Doek dreigt te vallen voor Karl Maymuseum

In ‘Villa Old Shatterhand’ blijven bezoekers weg


Hans Hoogendijk 1


De krakend in elkaar zakkende Oostduitse economie sleept ook tientallen culturele instellingen mee in zijn vrije val. Het eens bloeiende toneel- en theaterleven is vrijwel kapot, voor de sport is geen geld meer en musea moeten sluiten. Ook voor het Karl-Maymuseum in Radebeul dreigt het doek te vallen. Howgh!

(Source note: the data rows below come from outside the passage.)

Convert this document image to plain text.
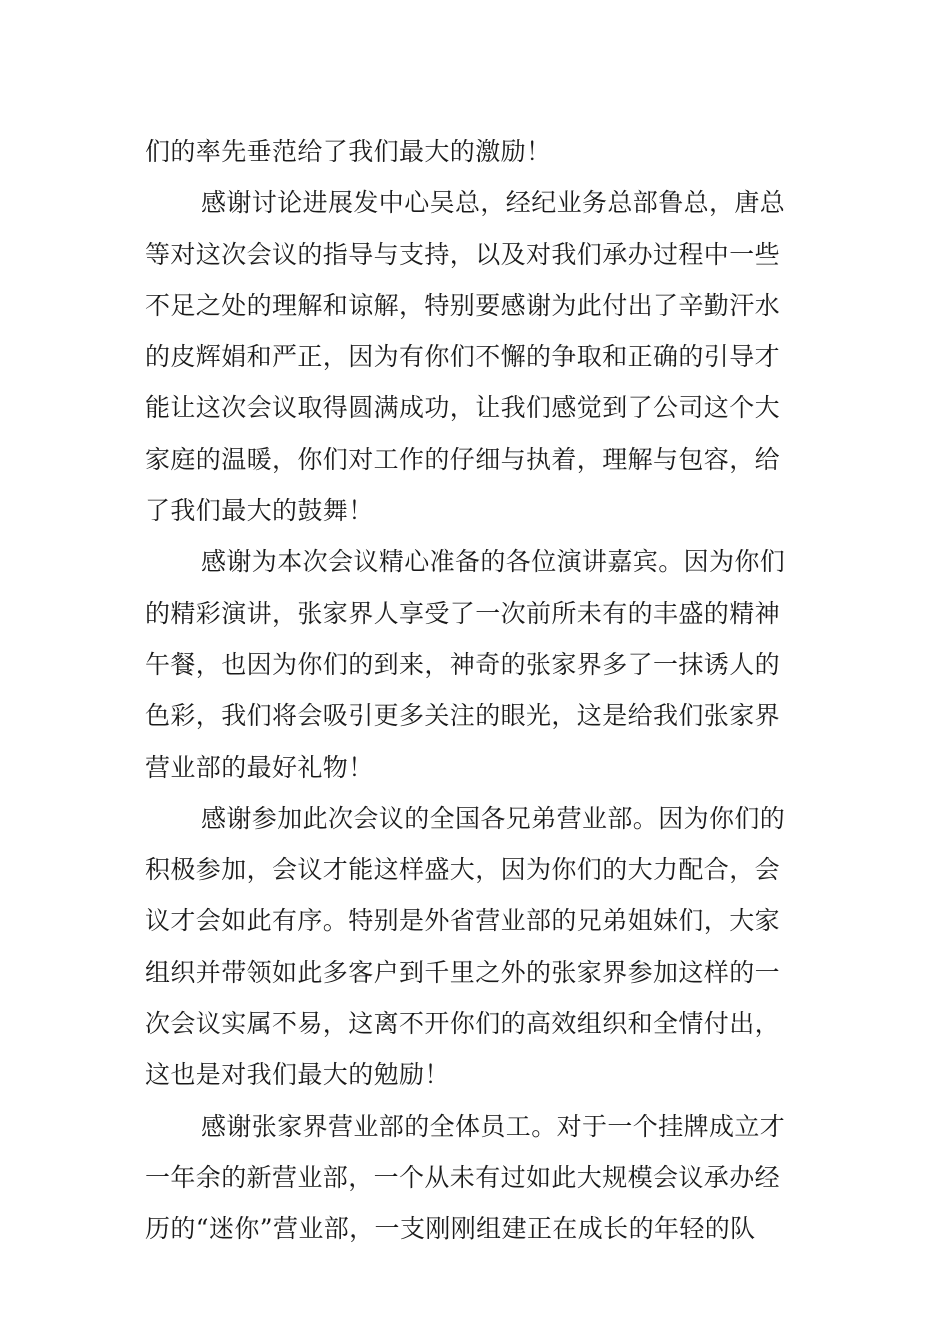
们的率先垂范给了我们最大的激励！
感谢讨论进展发中心吴总，经纪业务总部鲁总，唐总
等对这次会议的指导与支持，以及对我们承办过程中一些
不足之处的理解和谅解，特别要感谢为此付出了辛勤汗水
的皮辉娟和严正，因为有你们不懈的争取和正确的引导才
能让这次会议取得圆满成功，让我们感觉到了公司这个大
家庭的温暖，你们对工作的仔细与执着，理解与包容，给
了我们最大的鼓舞！
感谢为本次会议精心准备的各位演讲嘉宾。因为你们
的精彩演讲，张家界人享受了一次前所未有的丰盛的精神
午餐，也因为你们的到来，神奇的张家界多了一抹诱人的
色彩，我们将会吸引更多关注的眼光，这是给我们张家界
营业部的最好礼物！
感谢参加此次会议的全国各兄弟营业部。因为你们的
积极参加，会议才能这样盛大，因为你们的大力配合，会
议才会如此有序。特别是外省营业部的兄弟姐妹们，大家
组织并带领如此多客户到千里之外的张家界参加这样的一
次会议实属不易，这离不开你们的高效组织和全情付出，
这也是对我们最大的勉励！
感谢张家界营业部的全体员工。对于一个挂牌成立才
一年余的新营业部，一个从未有过如此大规模会议承办经
历的“迷你”营业部，一支刚刚组建正在成长的年轻的队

De weg wijst zichzelf in Radebeul, een morsig voorstadje van Dresden. Overal staan bordjes ‘Karl-Maymuseum’. Ze leiden naar de kleine Karl-Maystraat nummer 5. Daar leefde de schrijver tot zijn dood in 1912 in de ‘Villa Old Shatterhand’. Jaarlijks vonden zo’n 250.000 mensen de weg naar Radebeul. Nu waart nog slechts een enkele bedevaartganger door de kamers waar May zijn helden ‘Old Shatterhand’ en ‘Winnetou’ hun avonturen liet beleven. Maar hoe lang blijven de poorten van dit historische herenhuis nog open? Directeur René Wagner (41 jaar en sinds zes jaar aan het museum verbonden) 2 ziet de toekomst somber in. „Het aantal bezoekers is drastisch teruggelopen. Vroeger kwamen er bijvoorbeeld jaarlijks zo’n 70.000 mensen uit Polen en Tsjechoslowakije, maar sinds de invoering van de D-mark is het hen veel te duur geworden. De fans uit eigen land hebben andere zorgen aan hun hoofd en bezoekers uit het Westen hebben de weg blijkbaar nog niet gevonden.”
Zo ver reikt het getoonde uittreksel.